Building the image disk with the large software container pre-installed worked fine using tools in a GitHub repository linked in the Google Cloud documentation.

Features such as autoscaling helps reduce costs and are easy to setup.

Further savings could be achieved with “spot” resources, i.e. selecting cheaper nodes that can get deleted without notice. That would require some further work for bookkeeping so that the failed jobs on deleted nodes could easily be restarted.

Data access

Data access through XRootD (streaming from the CERN open data eos area) was relatively stable. However, some failures were observed during the long runs, but diminished considerably after an update of resources on the CERN Open data eos file system side.

It should be noted that we requested as much CPU for the jobs as they would need when running non-parallel. That was basically on job per vCPU. Pushing more jobs on one vCPU can easily make jobs fail as they starting compete for resources, and data access can fail due to timeout.

What difficulties were observed?

Google Cloud Platform

It is useful to acknowledge that the testing was done on a Google account with a CERN email that had been used for CERN-related work earlier, and with a 5000 USD worth total credit available. When necessary, quota requests to increase the number of nodes and to use more performant machine types were immediately approved.

The final testing for these instructions were done with a fresh Google account connected to an institute email. We observed that the available quota, for example, for number of nodes or vCPUs was very low, and the quota increase request was not possible through the submission form that was available earlier.
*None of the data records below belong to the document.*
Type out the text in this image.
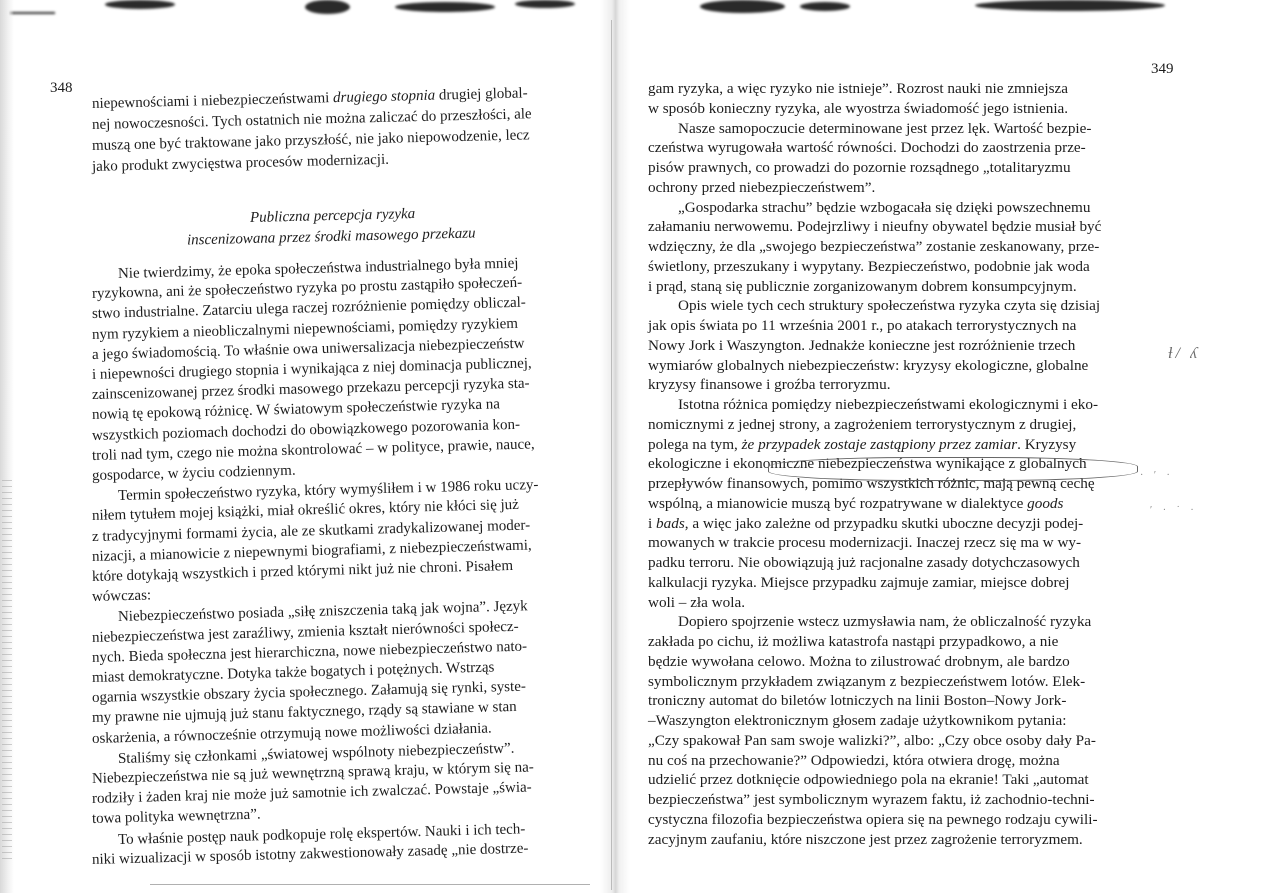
348
niepewnościami i niebezpieczeństwami drugiego stopnia drugiej global-
nej nowoczesności. Tych ostatnich nie można zaliczać do przeszłości, ale
muszą one być traktowane jako przyszłość, nie jako niepowodzenie, lecz
jako produkt zwycięstwa procesów modernizacji.
Publiczna percepcja ryzyka
inscenizowana przez środki masowego przekazu
Nie twierdzimy, że epoka społeczeństwa industrialnego była mniej
ryzykowna, ani że społeczeństwo ryzyka po prostu zastąpiło społeczeń-
stwo industrialne. Zatarciu ulega raczej rozróżnienie pomiędzy obliczal-
nym ryzykiem a nieobliczalnymi niepewnościami, pomiędzy ryzykiem
a jego świadomością. To właśnie owa uniwersalizacja niebezpieczeństw
i niepewności drugiego stopnia i wynikająca z niej dominacja publicznej,
zainscenizowanej przez środki masowego przekazu percepcji ryzyka sta-
nowią tę epokową różnicę. W światowym społeczeństwie ryzyka na
wszystkich poziomach dochodzi do obowiązkowego pozorowania kon-
troli nad tym, czego nie można skontrolować – w polityce, prawie, nauce,
gospodarce, w życiu codziennym.
Termin społeczeństwo ryzyka, który wymyśliłem i w 1986 roku uczy-
niłem tytułem mojej książki, miał określić okres, który nie kłóci się już
z tradycyjnymi formami życia, ale ze skutkami zradykalizowanej moder-
nizacji, a mianowicie z niepewnymi biografiami, z niebezpieczeństwami,
które dotykają wszystkich i przed którymi nikt już nie chroni. Pisałem
wówczas:
Niebezpieczeństwo posiada „siłę zniszczenia taką jak wojna”. Język
niebezpieczeństwa jest zaraźliwy, zmienia kształt nierówności społecz-
nych. Bieda społeczna jest hierarchiczna, nowe niebezpieczeństwo nato-
miast demokratyczne. Dotyka także bogatych i potężnych. Wstrząs
ogarnia wszystkie obszary życia społecznego. Załamują się rynki, syste-
my prawne nie ujmują już stanu faktycznego, rządy są stawiane w stan
oskarżenia, a równocześnie otrzymują nowe możliwości działania.
Staliśmy się członkami „światowej wspólnoty niebezpieczeństw”.
Niebezpieczeństwa nie są już wewnętrzną sprawą kraju, w którym się na-
rodziły i żaden kraj nie może już samotnie ich zwalczać. Powstaje „świa-
towa polityka wewnętrzna”.
To właśnie postęp nauk podkopuje rolę ekspertów. Nauki i ich tech-
niki wizualizacji w sposób istotny zakwestionowały zasadę „nie dostrze-
349
gam ryzyka, a więc ryzyko nie istnieje”. Rozrost nauki nie zmniejsza
w sposób konieczny ryzyka, ale wyostrza świadomość jego istnienia.
Nasze samopoczucie determinowane jest przez lęk. Wartość bezpie-
czeństwa wyrugowała wartość równości. Dochodzi do zaostrzenia prze-
pisów prawnych, co prowadzi do pozornie rozsądnego „totalitaryzmu
ochrony przed niebezpieczeństwem”.
„Gospodarka strachu” będzie wzbogacała się dzięki powszechnemu
załamaniu nerwowemu. Podejrzliwy i nieufny obywatel będzie musiał być
wdzięczny, że dla „swojego bezpieczeństwa” zostanie zeskanowany, prze-
świetlony, przeszukany i wypytany. Bezpieczeństwo, podobnie jak woda
i prąd, staną się publicznie zorganizowanym dobrem konsumpcyjnym.
Opis wiele tych cech struktury społeczeństwa ryzyka czyta się dzisiaj
jak opis świata po 11 września 2001 r., po atakach terrorystycznych na
Nowy Jork i Waszyngton. Jednakże konieczne jest rozróżnienie trzech
wymiarów globalnych niebezpieczeństw: kryzysy ekologiczne, globalne
kryzysy finansowe i groźba terroryzmu.
Istotna różnica pomiędzy niebezpieczeństwami ekologicznymi i eko-
nomicznymi z jednej strony, a zagrożeniem terrorystycznym z drugiej,
polega na tym, że przypadek zostaje zastąpiony przez zamiar. Kryzysy
ekologiczne i ekonomiczne niebezpieczeństwa wynikające z globalnych
przepływów finansowych, pomimo wszystkich różnic, mają pewną cechę
wspólną, a mianowicie muszą być rozpatrywane w dialektyce goods
i bads, a więc jako zależne od przypadku skutki uboczne decyzji podej-
mowanych w trakcie procesu modernizacji. Inaczej rzecz się ma w wy-
padku terroru. Nie obowiązują już racjonalne zasady dotychczasowych
kalkulacji ryzyka. Miejsce przypadku zajmuje zamiar, miejsce dobrej
woli – zła wola.
Dopiero spojrzenie wstecz uzmysławia nam, że obliczalność ryzyka
zakłada po cichu, iż możliwa katastrofa nastąpi przypadkowo, a nie
będzie wywołana celowo. Można to zilustrować drobnym, ale bardzo
symbolicznym przykładem związanym z bezpieczeństwem lotów. Elek-
troniczny automat do biletów lotniczych na linii Boston–Nowy Jork-
–Waszyngton elektronicznym głosem zadaje użytkownikom pytania:
„Czy spakował Pan sam swoje walizki?”, albo: „Czy obce osoby dały Pa-
nu coś na przechowanie?” Odpowiedzi, która otwiera drogę, można
udzielić przez dotknięcie odpowiedniego pola na ekranie! Taki „automat
bezpieczeństwa” jest symbolicznym wyrazem faktu, iż zachodnio-techni-
cystyczna filozofia bezpieczeństwa opiera się na pewnego rodzaju cywili-
zacyjnym zaufaniu, które niszczone jest przez zagrożenie terroryzmem.
ƚ/ ʎ
· ′ ·
′ · ˙ ·
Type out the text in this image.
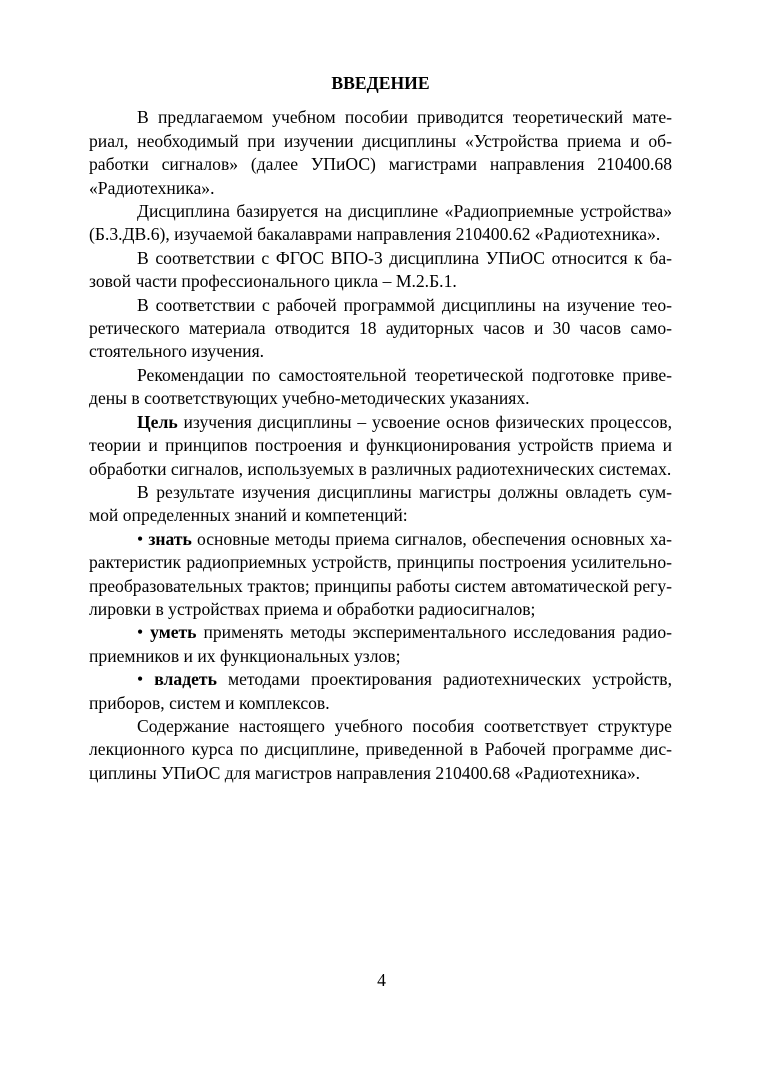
ВВЕДЕНИЕ

В предлагаемом учебном пособии приводится теоретический материал, необходимый при изучении дисциплины «Устройства приема и обработки сигналов» (далее УПиОС) магистрами направления 210400.68 «Радиотехника».

Дисциплина базируется на дисциплине «Радиоприемные устройства» (Б.3.ДВ.6), изучаемой бакалаврами направления 210400.62 «Радиотехника».

В соответствии с ФГОС ВПО-3 дисциплина УПиОС относится к базовой части профессионального цикла – М.2.Б.1.

В соответствии с рабочей программой дисциплины на изучение теоретического материала отводится 18 аудиторных часов и 30 часов самостоятельного изучения.

Рекомендации по самостоятельной теоретической подготовке приведены в соответствующих учебно-методических указаниях.

Цель изучения дисциплины – усвоение основ физических процессов, теории и принципов построения и функционирования устройств приема и обработки сигналов, используемых в различных радиотехнических системах.

В результате изучения дисциплины магистры должны овладеть суммой определенных знаний и компетенций:

• знать основные методы приема сигналов, обеспечения основных характеристик радиоприемных устройств, принципы построения усилительно-преобразовательных трактов; принципы работы систем автоматической регулировки в устройствах приема и обработки радиосигналов;

• уметь применять методы экспериментального исследования радиоприемников и их функциональных узлов;

• владеть методами проектирования радиотехнических устройств, приборов, систем и комплексов.

Содержание настоящего учебного пособия соответствует структуре лекционного курса по дисциплине, приведенной в Рабочей программе дисциплины УПиОС для магистров направления 210400.68 «Радиотехника».

4
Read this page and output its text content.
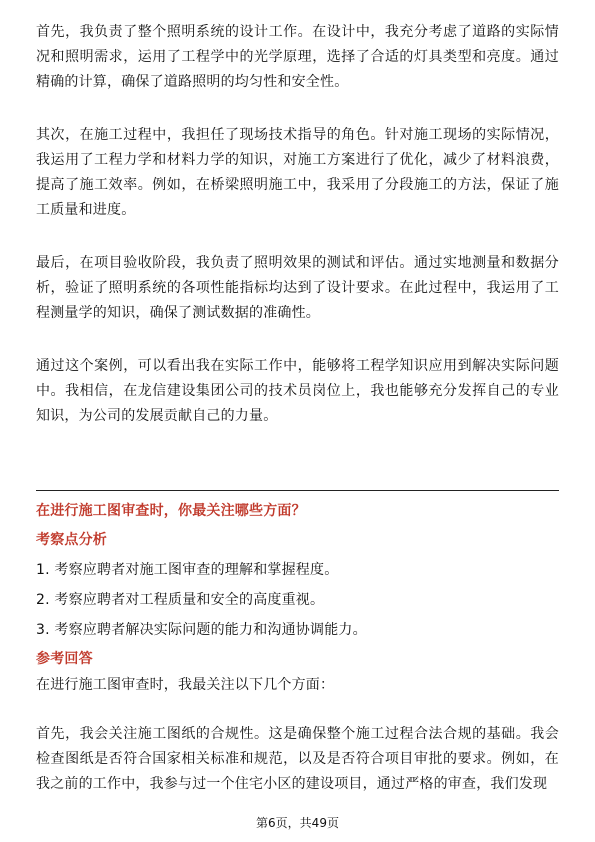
首先，我负责了整个照明系统的设计工作。在设计中，我充分考虑了道路的实际情况和照明需求，运用了工程学中的光学原理，选择了合适的灯具类型和亮度。通过精确的计算，确保了道路照明的均匀性和安全性。

其次，在施工过程中，我担任了现场技术指导的角色。针对施工现场的实际情况，我运用了工程力学和材料力学的知识，对施工方案进行了优化，减少了材料浪费，提高了施工效率。例如，在桥梁照明施工中，我采用了分段施工的方法，保证了施工质量和进度。

最后，在项目验收阶段，我负责了照明效果的测试和评估。通过实地测量和数据分析，验证了照明系统的各项性能指标均达到了设计要求。在此过程中，我运用了工程测量学的知识，确保了测试数据的准确性。

通过这个案例，可以看出我在实际工作中，能够将工程学知识应用到解决实际问题中。我相信，在龙信建设集团公司的技术员岗位上，我也能够充分发挥自己的专业知识，为公司的发展贡献自己的力量。

在进行施工图审查时，你最关注哪些方面？
考察点分析
1. 考察应聘者对施工图审查的理解和掌握程度。
2. 考察应聘者对工程质量和安全的高度重视。
3. 考察应聘者解决实际问题的能力和沟通协调能力。
参考回答
在进行施工图审查时，我最关注以下几个方面：
首先，我会关注施工图纸的合规性。这是确保整个施工过程合法合规的基础。我会检查图纸是否符合国家相关标准和规范，以及是否符合项目审批的要求。例如，在我之前的工作中，我参与过一个住宅小区的建设项目，通过严格的审查，我们发现
第6页，共49页
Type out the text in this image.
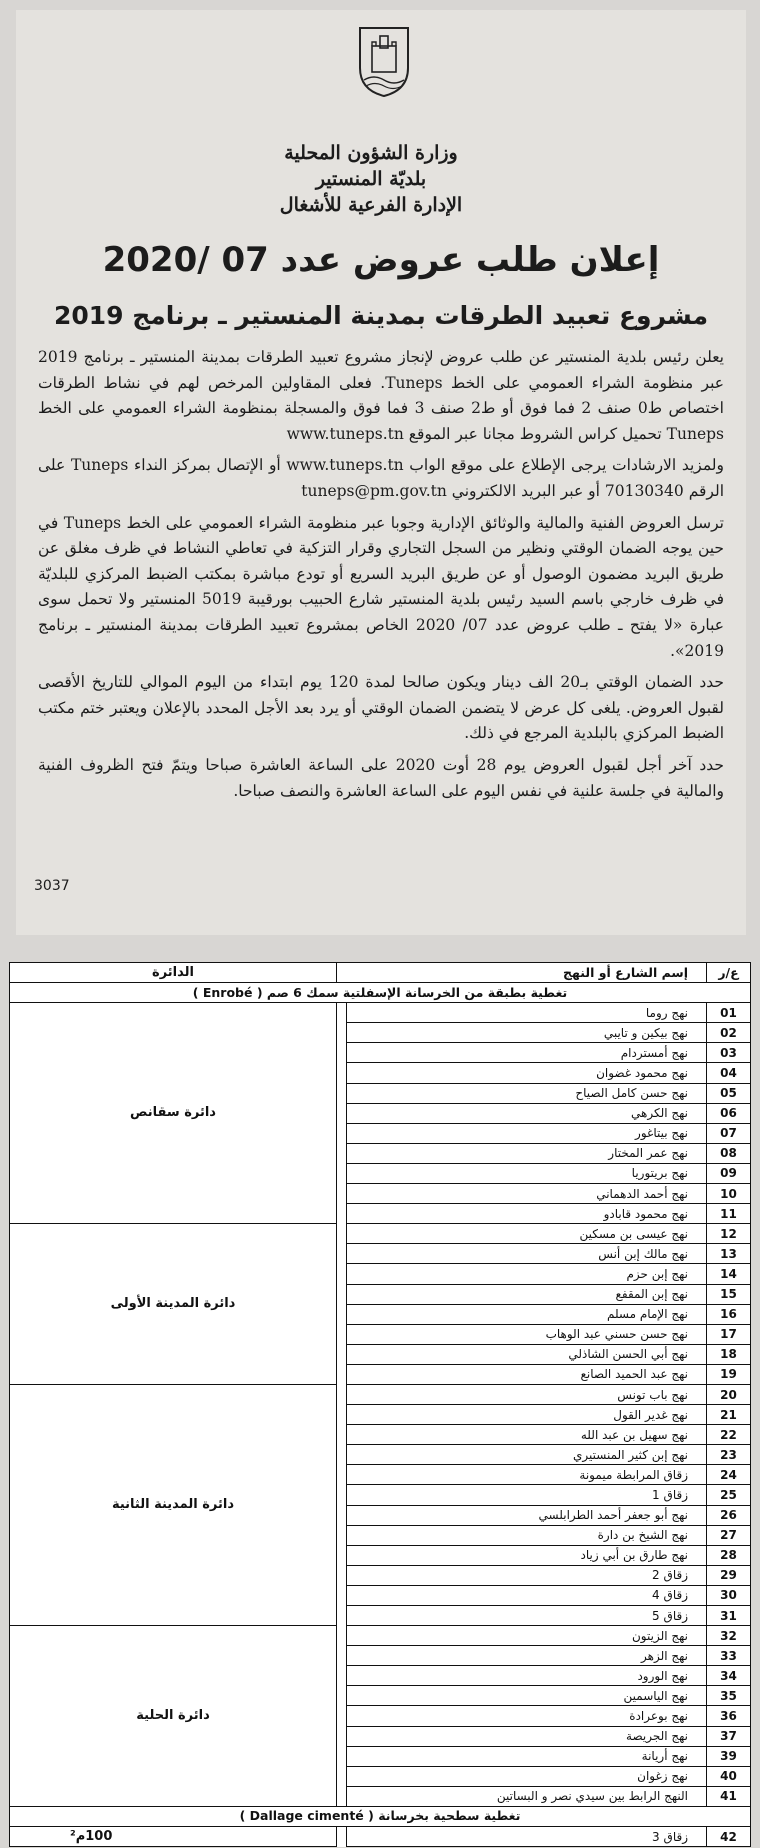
وزارة الشؤون المحلية
بلديّة المنستير
الإدارة الفرعية للأشغال
إعلان طلب عروض عدد 07 /2020
مشروع تعبيد الطرقات بمدينة المنستير ـ برنامج 2019

يعلن رئيس بلدية المنستير عن طلب عروض لإنجاز مشروع تعبيد الطرقات بمدينة المنستير ـ برنامج 2019 عبر منظومة الشراء العمومي على الخط Tuneps. فعلى المقاولين المرخص لهم في نشاط الطرقات اختصاص ط0 صنف 2 فما فوق أو ط2 صنف 3 فما فوق والمسجلة بمنظومة الشراء العمومي على الخط Tuneps تحميل كراس الشروط مجانا عبر الموقع www.tuneps.tn

ولمزيد الارشادات يرجى الإطلاع على موقع الواب www.tuneps.tn أو الإتصال بمركز النداء Tuneps على الرقم 70130340 أو عبر البريد الالكتروني tuneps@pm.gov.tn

ترسل العروض الفنية والمالية والوثائق الإدارية وجوبا عبر منظومة الشراء العمومي على الخط Tuneps في حين يوجه الضمان الوقتي ونظير من السجل التجاري وقرار التزكية في تعاطي النشاط في ظرف مغلق عن طريق البريد مضمون الوصول أو عن طريق البريد السريع أو تودع مباشرة بمكتب الضبط المركزي للبلديّة في ظرف خارجي باسم السيد رئيس بلدية المنستير شارع الحبيب بورقيبة 5019 المنستير ولا تحمل سوى عبارة «لا يفتح ـ طلب عروض عدد 07/ 2020 الخاص بمشروع تعبيد الطرقات بمدينة المنستير ـ برنامج 2019».

حدد الضمان الوقتي بـ20 الف دينار ويكون صالحا لمدة 120 يوم ابتداء من اليوم الموالي للتاريخ الأقصى لقبول العروض. يلغى كل عرض لا يتضمن الضمان الوقتي أو يرد بعد الأجل المحدد بالإعلان ويعتبر ختم مكتب الضبط المركزي بالبلدية المرجع في ذلك.

حدد آخر أجل لقبول العروض يوم 28 أوت 2020 على الساعة العاشرة صباحا ويتمّ فتح الظروف الفنية والمالية في جلسة علنية في نفس اليوم على الساعة العاشرة والنصف صباحا.

3037
ع/ر	إسم الشارع أو النهج		الدائرة
تغطية بطبقة من الخرسانة الإسفلتية سمك 6 صم ( Enrobé )			
01	نهج روما		دائرة سقانص
02	نهج بيكين و تايبي		
03	نهج أمستردام		
04	نهج محمود غضوان		
05	نهج حسن كامل الصياح		
06	نهج الكرهي		
07	نهج بيتاغور		
08	نهج عمر المختار		
09	نهج بريتوريا		
10	نهج أحمد الدهماني		
11	نهج محمود قابادو		
12	نهج عيسى بن مسكين		دائرة المدينة الأولى
13	نهج مالك إبن أنس		
14	نهج إبن حزم		
15	نهج إبن المقفع		
16	نهج الإمام مسلم		
17	نهج حسن حسني عبد الوهاب		
18	نهج أبي الحسن الشاذلي		
19	نهج عبد الحميد الصانع		
20	نهج باب تونس		دائرة المدينة الثانية
21	نهج غدير القول		
22	نهج سهيل بن عبد الله		
23	نهج إبن كثير المنستيري		
24	زقاق المرابطة ميمونة		
25	زقاق 1		
26	نهج أبو جعفر أحمد الطرابلسي		
27	نهج الشيخ بن دارة		
28	نهج طارق بن أبي زياد		
29	زقاق 2		
30	زقاق 4		
31	زقاق 5		
32	نهج الزيتون		دائرة الحلية
33	نهج الزهر		
34	نهج الورود		
35	نهج الياسمين		
36	نهج بوعرادة		
37	نهج الجريصة		
39	نهج أريانة		
40	نهج زغوان		
41	النهج الرابط بين سيدي نصر و البساتين		
تغطية سطحية بخرسانة ( Dallage cimenté )			
42	زقاق 3		100م²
We got no reply (or wrong replies) from the Google support despite several inquiries, and were not able to increase the quota close to any useful value for a large-scale (i.e. full dataset) processing.

This leaves us very perplexed about the possibility of using Google Cloud Platform for small-scale processing by individual researchers. While we observed that - technically - deploying the resources, setting up the workflow and running the processing was very smooth, the usability might be limited by the lack of support as quota increase requires human intervention from the Google support staff. The goal of this work was to show how cloud resources can be used for a short-term need of powerful resources with a moderate cost, but this does not seem to be in the interest of Google as a service provider.

If there is interest, we can repeat this exercise with other cloud providers.

Data access

While rare, data access timeouts occur. As a test case, we processed a full dataset with 352 files and after the server-side update, most jobs ran through without failures. However, some datasets are larger and a proper bookkeeping should be added for the failed jobs.

Key Points

Technically, deploying the resources, setting up the workflow and running the processing on Google Cloud Platform was very smooth.
Final testing on a new Google Cloud account revealed problems with resource quota increase requests, i.e. the willingness of Google support to help small customers.